И вот что удивительно, тело мое пресмыкалось под пледом, будто ящерица, а голова парила среди звезд и свободных форм. И приходили счастливые мысли, которые и вели себя, как все счастливые мысли, — обозначали себя намеком и были готовы исчезнуть. Надо было верно почувствовать и запечатлеть их, иначе скоро изглаживались — следы на песке в полосе прибоя.
— Маша, — позвал я негромко. Очевидно, она была на кухне.
— Маша, — я не мог позволить себе крикнуть, чтобы не спугнуть свои мысли.
— Маша, — приглушенно и на этот раз. Не слышит. Они уже истлевают, коробятся под бесцветным пламенем, буквы еще белесо проступают, но вскоре рассыплются пеплом.
Я вижу на столе силуэт пишущей машинки, расстояние почти в два метра отделяет меня от нее — бездна. Каждое усилие подняться распластывает и прижимает меня к дивану новым приступом боли. В каретке, как нарочно, торчит белый листок. Но все напрасно, мой хребет не хочет принимать вертикальное положение, он боится боли, он больше не хочет боли, он хребет рыбы, лягушки…
Вдруг каретка задвигалась, клавиши легонько застучали. Превозмогая судорогу в шее, я приподнял голову. В полумраке комнаты белеющие манжеты — две руки печатают текст. Каким-то образом мне известно: это мое, мой текст. Но меня это не радует. Руки мужские, незнакомые и выглядят устрашающе. Поблескивают запонки, но где остальное? А может быть, это отсвечивает ложечка в стакане, металлическая сахарница.
Во всяком случае, когда дверь приоткрылась и в комнате появилась Маша, стук машинки сразу прекратился.
— Ты печатал на машинке?
— Дай мне, пожалуйста, этот листок.
— А как же ты вставал?
— Не знаю: я не вставал.
— Больше не вставай, тебе нельзя.
— Лучше поцелуй меня, сразу все пройдет.
3Что у стен бывают уши, я знал.

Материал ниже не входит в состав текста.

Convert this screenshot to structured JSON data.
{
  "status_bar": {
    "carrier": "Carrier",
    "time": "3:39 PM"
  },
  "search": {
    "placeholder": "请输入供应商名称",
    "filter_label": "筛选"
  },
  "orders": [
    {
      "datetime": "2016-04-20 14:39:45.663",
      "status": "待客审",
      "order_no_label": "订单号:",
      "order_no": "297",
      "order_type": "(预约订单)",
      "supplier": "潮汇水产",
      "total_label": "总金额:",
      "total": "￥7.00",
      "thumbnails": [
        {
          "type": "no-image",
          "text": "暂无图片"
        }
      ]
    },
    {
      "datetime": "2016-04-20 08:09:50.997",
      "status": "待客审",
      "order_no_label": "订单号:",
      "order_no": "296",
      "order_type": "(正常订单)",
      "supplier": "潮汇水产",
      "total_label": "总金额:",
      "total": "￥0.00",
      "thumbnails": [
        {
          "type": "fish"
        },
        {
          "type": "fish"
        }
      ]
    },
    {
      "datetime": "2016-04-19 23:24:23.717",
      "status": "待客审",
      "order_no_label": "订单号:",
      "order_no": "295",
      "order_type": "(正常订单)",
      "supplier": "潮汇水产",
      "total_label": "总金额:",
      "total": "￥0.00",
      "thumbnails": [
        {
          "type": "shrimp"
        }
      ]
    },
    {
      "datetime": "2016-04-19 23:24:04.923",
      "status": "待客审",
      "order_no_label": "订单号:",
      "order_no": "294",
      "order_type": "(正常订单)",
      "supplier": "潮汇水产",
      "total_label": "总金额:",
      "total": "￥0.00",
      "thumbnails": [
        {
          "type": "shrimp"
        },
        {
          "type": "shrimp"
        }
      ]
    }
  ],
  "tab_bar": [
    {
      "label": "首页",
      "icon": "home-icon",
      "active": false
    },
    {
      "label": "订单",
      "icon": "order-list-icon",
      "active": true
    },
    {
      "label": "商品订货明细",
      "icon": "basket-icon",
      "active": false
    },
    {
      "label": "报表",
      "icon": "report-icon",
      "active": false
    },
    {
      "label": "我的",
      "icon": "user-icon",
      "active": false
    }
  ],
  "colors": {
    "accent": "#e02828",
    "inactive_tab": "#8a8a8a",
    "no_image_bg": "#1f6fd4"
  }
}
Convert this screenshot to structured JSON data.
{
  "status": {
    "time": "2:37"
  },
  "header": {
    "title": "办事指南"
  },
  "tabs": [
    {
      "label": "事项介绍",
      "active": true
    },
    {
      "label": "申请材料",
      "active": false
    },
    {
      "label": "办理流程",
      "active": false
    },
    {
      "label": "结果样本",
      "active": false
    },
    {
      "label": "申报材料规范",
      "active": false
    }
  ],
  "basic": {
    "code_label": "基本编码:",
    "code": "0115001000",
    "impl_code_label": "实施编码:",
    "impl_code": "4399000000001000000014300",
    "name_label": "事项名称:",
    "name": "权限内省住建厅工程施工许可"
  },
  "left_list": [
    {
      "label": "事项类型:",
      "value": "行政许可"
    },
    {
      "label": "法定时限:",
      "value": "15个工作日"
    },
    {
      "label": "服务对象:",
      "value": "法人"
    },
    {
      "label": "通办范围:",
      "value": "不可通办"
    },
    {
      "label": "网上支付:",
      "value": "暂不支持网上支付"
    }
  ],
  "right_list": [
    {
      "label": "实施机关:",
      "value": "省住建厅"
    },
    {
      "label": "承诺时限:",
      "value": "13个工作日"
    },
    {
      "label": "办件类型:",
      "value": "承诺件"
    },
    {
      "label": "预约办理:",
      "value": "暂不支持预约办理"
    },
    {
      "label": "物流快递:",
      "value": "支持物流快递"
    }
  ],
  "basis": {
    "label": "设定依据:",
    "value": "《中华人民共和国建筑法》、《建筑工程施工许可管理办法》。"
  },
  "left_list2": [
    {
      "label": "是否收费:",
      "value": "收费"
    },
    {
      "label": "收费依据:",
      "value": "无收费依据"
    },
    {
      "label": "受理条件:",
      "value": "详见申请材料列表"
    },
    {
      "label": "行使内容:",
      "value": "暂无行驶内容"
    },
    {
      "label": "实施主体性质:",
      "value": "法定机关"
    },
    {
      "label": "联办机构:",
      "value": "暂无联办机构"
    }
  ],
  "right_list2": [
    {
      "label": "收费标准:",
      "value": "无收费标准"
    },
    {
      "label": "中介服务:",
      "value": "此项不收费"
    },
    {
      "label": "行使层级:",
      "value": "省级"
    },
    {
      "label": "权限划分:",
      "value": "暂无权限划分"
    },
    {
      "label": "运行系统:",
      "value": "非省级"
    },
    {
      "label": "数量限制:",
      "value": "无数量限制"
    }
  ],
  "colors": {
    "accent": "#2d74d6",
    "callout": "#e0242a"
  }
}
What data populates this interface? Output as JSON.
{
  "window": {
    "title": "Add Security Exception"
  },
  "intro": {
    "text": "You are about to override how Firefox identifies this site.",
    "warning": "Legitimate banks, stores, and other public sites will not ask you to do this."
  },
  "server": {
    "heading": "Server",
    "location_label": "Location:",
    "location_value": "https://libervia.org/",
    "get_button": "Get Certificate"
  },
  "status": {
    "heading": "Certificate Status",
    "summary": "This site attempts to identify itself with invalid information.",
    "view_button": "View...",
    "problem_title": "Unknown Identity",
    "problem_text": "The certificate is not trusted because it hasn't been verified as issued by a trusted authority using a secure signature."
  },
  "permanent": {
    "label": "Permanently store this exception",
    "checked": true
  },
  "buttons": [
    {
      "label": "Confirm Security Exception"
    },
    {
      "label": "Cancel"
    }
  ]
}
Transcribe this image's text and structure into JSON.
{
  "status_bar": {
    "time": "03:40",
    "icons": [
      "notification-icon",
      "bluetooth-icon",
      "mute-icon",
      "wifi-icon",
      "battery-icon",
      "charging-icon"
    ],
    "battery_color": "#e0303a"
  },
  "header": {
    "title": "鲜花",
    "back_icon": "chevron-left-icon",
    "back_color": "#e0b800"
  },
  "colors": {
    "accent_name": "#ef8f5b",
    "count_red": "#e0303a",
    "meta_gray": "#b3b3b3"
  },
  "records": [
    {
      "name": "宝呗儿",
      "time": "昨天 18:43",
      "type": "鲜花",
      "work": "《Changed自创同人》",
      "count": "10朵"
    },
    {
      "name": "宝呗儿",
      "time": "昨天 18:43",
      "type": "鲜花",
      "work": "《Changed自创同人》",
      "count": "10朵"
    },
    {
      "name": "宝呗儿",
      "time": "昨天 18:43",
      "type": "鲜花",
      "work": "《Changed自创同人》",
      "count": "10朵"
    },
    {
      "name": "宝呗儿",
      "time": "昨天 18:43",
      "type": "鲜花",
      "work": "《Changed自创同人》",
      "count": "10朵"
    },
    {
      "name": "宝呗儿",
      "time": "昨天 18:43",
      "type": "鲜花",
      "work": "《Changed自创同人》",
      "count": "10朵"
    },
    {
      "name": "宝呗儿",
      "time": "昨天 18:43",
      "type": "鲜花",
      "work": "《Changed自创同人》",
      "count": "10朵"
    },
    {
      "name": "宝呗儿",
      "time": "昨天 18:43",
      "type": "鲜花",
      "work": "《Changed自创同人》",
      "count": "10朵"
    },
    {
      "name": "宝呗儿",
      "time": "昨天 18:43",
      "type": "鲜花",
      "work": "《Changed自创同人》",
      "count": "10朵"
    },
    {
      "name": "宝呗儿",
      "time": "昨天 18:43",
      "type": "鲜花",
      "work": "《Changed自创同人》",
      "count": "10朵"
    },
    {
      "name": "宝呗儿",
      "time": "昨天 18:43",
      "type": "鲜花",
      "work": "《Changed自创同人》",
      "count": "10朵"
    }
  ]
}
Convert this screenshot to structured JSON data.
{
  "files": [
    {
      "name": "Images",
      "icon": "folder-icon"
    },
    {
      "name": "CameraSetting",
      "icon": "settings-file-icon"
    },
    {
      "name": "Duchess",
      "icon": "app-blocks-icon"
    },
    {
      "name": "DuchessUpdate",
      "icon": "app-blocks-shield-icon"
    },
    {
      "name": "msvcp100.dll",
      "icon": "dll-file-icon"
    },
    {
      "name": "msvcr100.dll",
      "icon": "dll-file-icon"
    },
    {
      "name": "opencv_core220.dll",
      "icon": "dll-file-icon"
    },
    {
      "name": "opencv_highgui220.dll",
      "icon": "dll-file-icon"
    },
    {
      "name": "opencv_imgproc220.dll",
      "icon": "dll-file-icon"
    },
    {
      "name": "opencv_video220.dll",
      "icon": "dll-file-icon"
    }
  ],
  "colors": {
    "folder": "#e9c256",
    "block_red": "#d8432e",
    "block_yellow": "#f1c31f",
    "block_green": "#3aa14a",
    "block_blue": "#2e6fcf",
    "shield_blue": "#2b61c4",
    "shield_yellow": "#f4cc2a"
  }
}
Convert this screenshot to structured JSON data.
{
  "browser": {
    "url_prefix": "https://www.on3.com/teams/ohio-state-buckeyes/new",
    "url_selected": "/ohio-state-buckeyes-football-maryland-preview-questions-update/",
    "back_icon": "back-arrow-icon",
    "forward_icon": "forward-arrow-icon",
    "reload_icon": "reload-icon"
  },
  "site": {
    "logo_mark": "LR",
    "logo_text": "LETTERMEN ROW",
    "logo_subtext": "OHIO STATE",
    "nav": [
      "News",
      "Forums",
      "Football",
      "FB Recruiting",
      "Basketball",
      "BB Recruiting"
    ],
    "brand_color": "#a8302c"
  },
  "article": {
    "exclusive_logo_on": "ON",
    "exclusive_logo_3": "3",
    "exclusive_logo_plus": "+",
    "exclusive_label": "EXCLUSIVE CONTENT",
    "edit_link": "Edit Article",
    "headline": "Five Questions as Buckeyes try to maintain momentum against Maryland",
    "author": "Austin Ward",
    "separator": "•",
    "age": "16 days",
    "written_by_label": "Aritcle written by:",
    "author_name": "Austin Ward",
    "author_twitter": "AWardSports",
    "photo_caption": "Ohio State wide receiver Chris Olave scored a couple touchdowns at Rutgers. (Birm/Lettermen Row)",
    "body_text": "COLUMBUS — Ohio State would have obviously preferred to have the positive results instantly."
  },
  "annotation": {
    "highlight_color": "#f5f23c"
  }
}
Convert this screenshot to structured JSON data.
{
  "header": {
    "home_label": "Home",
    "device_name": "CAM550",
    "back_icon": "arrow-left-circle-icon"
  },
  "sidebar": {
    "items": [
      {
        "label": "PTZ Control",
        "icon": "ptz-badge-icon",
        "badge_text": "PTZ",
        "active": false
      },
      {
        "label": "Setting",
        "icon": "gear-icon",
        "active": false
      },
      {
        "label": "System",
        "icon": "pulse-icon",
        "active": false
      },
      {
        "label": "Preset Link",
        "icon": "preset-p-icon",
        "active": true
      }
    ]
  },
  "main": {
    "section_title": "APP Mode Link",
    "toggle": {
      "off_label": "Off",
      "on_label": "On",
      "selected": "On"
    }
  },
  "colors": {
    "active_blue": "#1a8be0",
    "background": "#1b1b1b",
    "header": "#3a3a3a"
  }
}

Но что в стенах и вообще в окружающих предметах могут появляться глаза, было для меня неожиданным открытием. Есть в Европе магазинчики СОХО, где продаются разные забавные нелепости, предметы для розыгрыша: пищащие мешки, банки с воздухом Ниццы или глаза на веточках. Так вот, это было похоже, но совсем не забавно, потому что в самом деле, а не понарошку.
Вечером я принимал душ, стоя в нашей ванной. Легкие горячеватые струи омывали мое уставшее за день тело, которое при тусклом свете туманной лампочки казалось гораздо смуглее, чем на самом деле.
Глаз вылупился прямо посередине кафельной плитки, как желток из скорлупы, и, не мигая, уставился на меня.
— Кто? Что? Убирайся! — в панике забормотал я и невольно прикрыл бесстыдный глаз мокрой ладонью. Под рукой была гладкая плитка — и ничего более.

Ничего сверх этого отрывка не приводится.